New Mexico’s attorney general sued the company,
claiming its school tools continue to track kids after the final bell
src: Google’s education tech has a privacy problem By Sara Morrison.
New Mexico is suing Google for allegedly invading children’s privacy through educational products it provides to the state’s schools, claiming it tracks students’ activities on their personal devices outside the classroom. The suit calls into question what a major for-profit player in the nonprofit educational space — which counts millions of children among its users — is doing with whatever data it collects from them.
Google offers its educational products to schools for little to no obvious cost. New Mexico’s attorney general, Hector Balderas, claims the hidden price is children’s data, which it collects without their knowledge or the required parental consent, even when the technology isn’t being used for educational purposes.

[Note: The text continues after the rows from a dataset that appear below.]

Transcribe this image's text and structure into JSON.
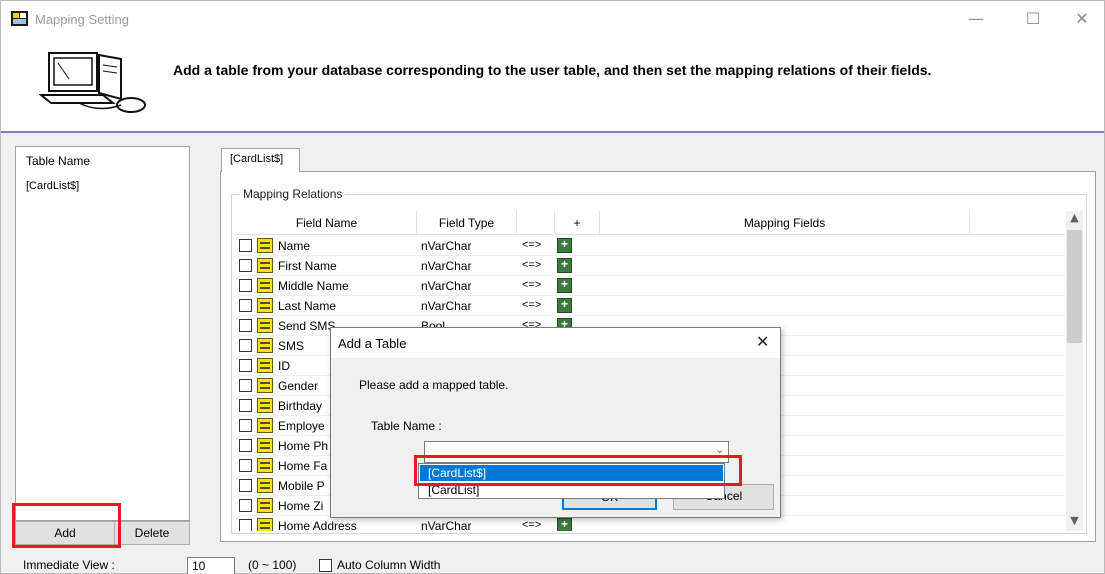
{
  "window": {
    "title": "Mapping Setting",
    "minimize": "—",
    "maximize": "☐",
    "close": "✕"
  },
  "header": {
    "instruction": "Add a table from your database corresponding to the user table, and then set the mapping relations of their fields."
  },
  "left_panel": {
    "header": "Table Name",
    "items": [
      "[CardList$]"
    ],
    "add_label": "Add",
    "delete_label": "Delete"
  },
  "tab": {
    "label": "[CardList$]"
  },
  "mapping": {
    "group_label": "Mapping Relations",
    "columns": [
      "Field Name",
      "Field Type",
      "",
      "+",
      "Mapping Fields"
    ],
    "rows": [
      {
        "name": "Name",
        "type": "nVarChar",
        "op": "<=>"
      },
      {
        "name": "First Name",
        "type": "nVarChar",
        "op": "<=>"
      },
      {
        "name": "Middle Name",
        "type": "nVarChar",
        "op": "<=>"
      },
      {
        "name": "Last Name",
        "type": "nVarChar",
        "op": "<=>"
      },
      {
        "name": "Send SMS",
        "type": "Bool",
        "op": "<=>"
      },
      {
        "name": "SMS",
        "type": "",
        "op": ""
      },
      {
        "name": "ID",
        "type": "",
        "op": ""
      },
      {
        "name": "Gender",
        "type": "",
        "op": ""
      },
      {
        "name": "Birthday",
        "type": "",
        "op": ""
      },
      {
        "name": "Employe",
        "type": "",
        "op": ""
      },
      {
        "name": "Home Ph",
        "type": "",
        "op": ""
      },
      {
        "name": "Home Fa",
        "type": "",
        "op": ""
      },
      {
        "name": "Mobile P",
        "type": "",
        "op": ""
      },
      {
        "name": "Home Zi",
        "type": "",
        "op": ""
      },
      {
        "name": "Home Address",
        "type": "nVarChar",
        "op": "<=>"
      }
    ]
  },
  "bottom": {
    "immediate_view_label": "Immediate View :",
    "immediate_view_value": "10",
    "range_label": "(0 ~ 100)",
    "auto_width_label": "Auto Column Width"
  },
  "dialog": {
    "title": "Add a Table",
    "close": "✕",
    "message": "Please add a mapped table.",
    "table_name_label": "Table Name :",
    "options": [
      "[CardList$]",
      "[CardList]"
    ],
    "ok_label": "OK",
    "cancel_label": "Cancel"
  },
  "colors": {
    "highlight_red": "#e81a1a",
    "selection_blue": "#0078d7",
    "header_rule": "#7f7fc8"
  }
}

While Google denies the charges, the very existence of the lawsuit — and the fact that it’s not the first time a government agency has sued Google over how it handles children’s data — could prompt other states and school systems to reevaluate their agreements with the company.
Balderas filed the lawsuit on Thursday accusing Google of violating the Children’s Online Privacy Protection Act (COPPA) — one of the only federal laws regulating digital data privacy — as well as the state’s Unfair Practices Act.
“While purporting to offer only educational services, Google instead has stripped children and parents of autonomy and control of their most sensitive personal information, forcing children to acquiesce to constant monitoring, in perpetuity, in exchange for their education,” the suit says.
COPPA says that any companies that collect online data about children under the age of 13 must have their parents’ consent first. (This is why Facebook, for example, does not allow children under 13 to have accounts.) The day before filing the lawsuit, Balderas wrote a letter to Alphabet and Google CEO Sundar Pichai demanding Google stop what Balderas referred to as “active, ongoing, and illegal data collection.”
“My investigation has revealed that Google tracks children across the internet, across devices, in their homes, and well outside the educational sphere, all without obtaining verifiable parental consent,” Balderas wrote. “Google has used this access to collect massive quantities of data from young children not to benefit the schools you have contracted with, but to benefit Google’s own commercial interests.”
The lawsuit also claims that children too old to be covered by COPPA and even adult educators are being monitored by Google’s trackers outside of school and their jobs, which would be a violation of New Mexico’s Unfair Practices Act.
Google says its educational products comply with COPPA and industry standards, that it does not own or sell G Suite data, and that it does not use any personal information to target ads in G Suite school products. It also says schools must obtain parental consent before allowing users under the age of 18 to use Google’s services, according to its contract with schools.
“These claims are factually wrong,” Jose Casteneda, a spokesperson for Google, told Recode. “G Suite for Education allows schools to control account access and requires that schools obtain parental consent when necessary. We do not use personal information from users in primary and secondary schools to target ads.”
According to a local news report, about 60 percent of New Mexico’s school districts offer these Google tools — though it later goes on to say the attorney general’s office is still “looking into” which of those districts were affected. The attorney general also told schools not to stop using Google’s products because they do not present any “immediate harm.”
Google’s educational program is not limited to New Mexico. It said in January 2019 that more than 80 million people around the world use its G Suite for Education, and the New York Times wrote in 2017 that more than 30 million students used Google’s education apps, with Chromebooks having the majority market share of mobile devices shipped to America’s schools. Since COPPA is a federal law, Google could face similar lawsuits from states across the country if Balderas’s allegations prove to be true. State attorneys general and the Federal Trade Commission are charged with enforcing COPPA.
Google has gotten in trouble over COPPA before. Last September, it agreed to pay a $170 million settlement to the FTC and the state of New York over allegations that YouTube was collecting data about underage children without their parents’ consent. This is one of many issues YouTube has had over its inability or lack of desire to moderate the content its platform shows to children and control the data it collects from them.
This also isn’t the first time Google has been in trouble over COPPA with New Mexico’s attorney general. In 2018, Balderas sued the company along with a mobile gaming app maker that Balderas said was making child-specific apps packed with trackers that harvested their young users’ data. Among Balderas’s claims was that Google did not act despite being notified that games offered through its Google Play Store were potentially violating federal law. (Google banned the mobile app company from Google Play a few days before the lawsuit was filed.) That lawsuit is still pending.
Google is not the only tech company that offers free or cheap products to schools. Apple and Microsoft both offer their own versions of educational software and hardware — along with accompanying benefits, such as discounts. These agreements have concerned parents and privacy advocates for years; this new lawsuit in New Mexico may show that their worries were not unfounded.